Robust Self-Paced Hashing for Cross-Modal Retrieval with Noisy Labels

Cross-modal hashing (CMH) has appeared as a popular technique for cross-modal retrieval due to its low storage cost and high computational efficiency in large-scale data. Most existing methods implicitly assume that multi-modal data is correctly labeled, which is expensive and even unattainable due to the inevitable imperfect annotations (i.e., noisy labels) in real-world scenarios. Inspired by human cognitive learning, a few methods introduce self-paced learning (SPL) to gradually train the model from easy to hard samples, which is often used to mitigate the effects of feature noise or outliers. It is a less-touched problem that how to utilize SPL to alleviate the misleading of noisy labels on the hash model. To tackle this problem, we propose a new cognitive cross-modal retrieval method called Robust Self-paced Hashing with Noisy Labels (RSHNL), which can mimic the human cognitive process to identify the noise while embracing robustness against noisy labels. Specifically, we first propose a contrastive hashing learning (CHL) scheme to improve multi-modal consistency, thereby reducing the inherent semantic gap. Afterward, we propose center aggregation learning (CAL) to mitigate the intra-class variations. Finally, we propose Noise-tolerance Self-paced Hashing (NSH) that dynamically estimates the learning difficulty for each instance and distinguishes noisy labels through the difficulty level. For all estimated clean pairs, we further adopt a self-paced regularizer to gradually learn hash codes from easy to hard. Extensive experiments demonstrate that the proposed RSHNL performs remarkably well over the state-of-the-art CMH methods.

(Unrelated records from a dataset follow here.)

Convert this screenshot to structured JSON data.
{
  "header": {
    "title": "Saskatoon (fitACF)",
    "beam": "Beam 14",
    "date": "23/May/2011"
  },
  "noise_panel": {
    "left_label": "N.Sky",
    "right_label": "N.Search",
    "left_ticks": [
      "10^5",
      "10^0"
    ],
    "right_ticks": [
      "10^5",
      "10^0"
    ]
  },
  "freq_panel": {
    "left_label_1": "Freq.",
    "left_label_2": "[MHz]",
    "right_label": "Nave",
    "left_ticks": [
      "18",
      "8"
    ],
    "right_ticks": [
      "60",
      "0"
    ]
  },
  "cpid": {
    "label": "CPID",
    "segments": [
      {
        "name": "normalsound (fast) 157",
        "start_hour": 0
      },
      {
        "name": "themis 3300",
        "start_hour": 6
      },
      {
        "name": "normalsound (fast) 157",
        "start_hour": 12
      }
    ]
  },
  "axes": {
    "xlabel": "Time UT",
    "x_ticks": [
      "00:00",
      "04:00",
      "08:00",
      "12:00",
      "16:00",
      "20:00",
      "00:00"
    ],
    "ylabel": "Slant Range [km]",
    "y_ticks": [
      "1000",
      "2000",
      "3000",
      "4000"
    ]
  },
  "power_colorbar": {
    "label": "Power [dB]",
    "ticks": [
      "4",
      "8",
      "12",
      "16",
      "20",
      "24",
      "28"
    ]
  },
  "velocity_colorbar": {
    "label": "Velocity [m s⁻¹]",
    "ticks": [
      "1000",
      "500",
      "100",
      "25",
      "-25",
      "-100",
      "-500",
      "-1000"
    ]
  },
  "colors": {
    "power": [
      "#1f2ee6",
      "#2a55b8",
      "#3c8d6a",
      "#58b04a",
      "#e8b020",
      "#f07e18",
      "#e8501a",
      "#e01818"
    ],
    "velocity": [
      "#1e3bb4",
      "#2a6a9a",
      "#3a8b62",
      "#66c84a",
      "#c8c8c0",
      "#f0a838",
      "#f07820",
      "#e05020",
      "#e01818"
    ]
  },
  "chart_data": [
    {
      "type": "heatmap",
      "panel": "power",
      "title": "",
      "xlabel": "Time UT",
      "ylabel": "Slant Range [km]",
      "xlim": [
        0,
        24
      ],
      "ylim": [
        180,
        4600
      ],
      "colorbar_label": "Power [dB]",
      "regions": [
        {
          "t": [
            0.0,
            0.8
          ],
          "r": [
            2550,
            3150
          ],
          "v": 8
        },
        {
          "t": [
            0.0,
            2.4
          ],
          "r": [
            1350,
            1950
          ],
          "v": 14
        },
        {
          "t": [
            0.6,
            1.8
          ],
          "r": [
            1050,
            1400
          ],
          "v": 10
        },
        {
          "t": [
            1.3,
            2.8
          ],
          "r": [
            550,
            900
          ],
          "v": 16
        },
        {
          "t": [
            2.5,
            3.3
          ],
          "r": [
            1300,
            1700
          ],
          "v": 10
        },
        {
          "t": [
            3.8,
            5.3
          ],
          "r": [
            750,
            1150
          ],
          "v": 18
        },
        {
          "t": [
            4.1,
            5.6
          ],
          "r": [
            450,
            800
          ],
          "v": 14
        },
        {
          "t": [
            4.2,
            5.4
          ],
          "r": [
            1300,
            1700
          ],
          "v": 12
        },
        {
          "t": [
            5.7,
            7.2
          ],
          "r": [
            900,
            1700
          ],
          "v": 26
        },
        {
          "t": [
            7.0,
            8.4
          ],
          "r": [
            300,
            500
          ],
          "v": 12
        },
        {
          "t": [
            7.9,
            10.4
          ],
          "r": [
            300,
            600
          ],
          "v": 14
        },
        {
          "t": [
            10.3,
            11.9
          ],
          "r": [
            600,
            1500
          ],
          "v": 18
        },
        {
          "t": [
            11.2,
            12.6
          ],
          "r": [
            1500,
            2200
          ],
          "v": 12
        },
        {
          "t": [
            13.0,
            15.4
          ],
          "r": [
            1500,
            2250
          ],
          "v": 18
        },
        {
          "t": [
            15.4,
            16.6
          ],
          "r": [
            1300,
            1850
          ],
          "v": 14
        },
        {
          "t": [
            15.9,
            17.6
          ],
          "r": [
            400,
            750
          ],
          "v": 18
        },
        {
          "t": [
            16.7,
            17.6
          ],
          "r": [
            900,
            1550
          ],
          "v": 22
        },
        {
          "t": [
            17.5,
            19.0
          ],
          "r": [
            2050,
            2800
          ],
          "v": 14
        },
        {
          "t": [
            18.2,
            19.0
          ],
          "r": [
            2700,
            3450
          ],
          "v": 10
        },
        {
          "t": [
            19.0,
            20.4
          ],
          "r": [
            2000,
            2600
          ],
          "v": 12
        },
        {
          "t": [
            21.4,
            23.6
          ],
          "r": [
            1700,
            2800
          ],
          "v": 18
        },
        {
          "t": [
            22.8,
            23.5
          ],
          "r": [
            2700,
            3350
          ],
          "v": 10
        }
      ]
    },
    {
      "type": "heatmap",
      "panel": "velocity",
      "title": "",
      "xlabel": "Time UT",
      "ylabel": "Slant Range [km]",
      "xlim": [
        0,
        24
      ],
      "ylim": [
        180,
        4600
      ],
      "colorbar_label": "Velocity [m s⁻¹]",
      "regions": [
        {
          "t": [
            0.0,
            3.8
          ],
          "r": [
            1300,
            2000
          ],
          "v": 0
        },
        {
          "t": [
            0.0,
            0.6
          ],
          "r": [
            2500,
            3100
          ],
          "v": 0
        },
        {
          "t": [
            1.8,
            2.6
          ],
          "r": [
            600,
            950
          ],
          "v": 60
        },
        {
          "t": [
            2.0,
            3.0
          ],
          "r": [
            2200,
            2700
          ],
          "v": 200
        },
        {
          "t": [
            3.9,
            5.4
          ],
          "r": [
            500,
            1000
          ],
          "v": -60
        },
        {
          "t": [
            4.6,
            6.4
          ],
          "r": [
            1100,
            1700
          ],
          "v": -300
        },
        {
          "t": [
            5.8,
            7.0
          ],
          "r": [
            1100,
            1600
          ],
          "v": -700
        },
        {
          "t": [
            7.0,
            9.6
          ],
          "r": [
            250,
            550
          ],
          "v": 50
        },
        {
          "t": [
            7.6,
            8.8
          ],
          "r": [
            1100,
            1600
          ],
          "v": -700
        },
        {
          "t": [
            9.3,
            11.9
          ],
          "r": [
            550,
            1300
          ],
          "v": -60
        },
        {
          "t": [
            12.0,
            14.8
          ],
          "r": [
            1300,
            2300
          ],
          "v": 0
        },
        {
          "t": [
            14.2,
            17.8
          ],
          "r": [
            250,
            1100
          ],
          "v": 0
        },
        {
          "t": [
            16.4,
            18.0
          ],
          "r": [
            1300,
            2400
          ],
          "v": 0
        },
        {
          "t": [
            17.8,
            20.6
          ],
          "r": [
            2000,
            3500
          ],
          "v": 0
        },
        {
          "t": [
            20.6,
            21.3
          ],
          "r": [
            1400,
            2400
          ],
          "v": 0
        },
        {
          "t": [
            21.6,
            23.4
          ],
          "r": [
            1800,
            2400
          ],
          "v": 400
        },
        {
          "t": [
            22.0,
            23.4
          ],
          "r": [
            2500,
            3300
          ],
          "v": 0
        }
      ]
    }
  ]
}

翻译：跨模态哈希（CMH）因其在大规模数据中存储成本低、计算效率高而成为跨模态检索的常用技术。现有方法大多隐含假设多模态数据标注正确，然而现实场景中不可避免存在标注缺陷（即含噪标签），导致获取完全准确标注的成本高昂甚至不可实现。受人类认知学习启发，部分方法引入自步学习（SPL）以从易到难逐步训练模型，常用于缓解特征噪声或异常值的影响。如何利用SPL减轻噪声标签对哈希模型的误导，仍是一个较少被探索的问题。针对此问题，我们提出一种名为"含噪标签鲁棒自步哈希"（RSHNL）的新型认知跨模态检索方法，该方法能模拟人类认知过程识别噪声，同时对含噪标签保持鲁棒性。具体而言，我们首先提出对比哈希学习（CHL）方案以增强多模态一致性，从而减小固有语义鸿沟；随后提出中心聚合学习（CAL）以缓解类内差异；最后提出噪声容忍自步哈希（NSH），动态评估每个实例的学习难度，并通过难度级别区分含噪标签。对于所有估计的干净样本对，我们进一步采用自步正则化器实现从易到难的渐进式哈希编码学习。大量实验表明，所提出的RSHNL方法在跨模态哈希任务上显著优于当前最先进方法。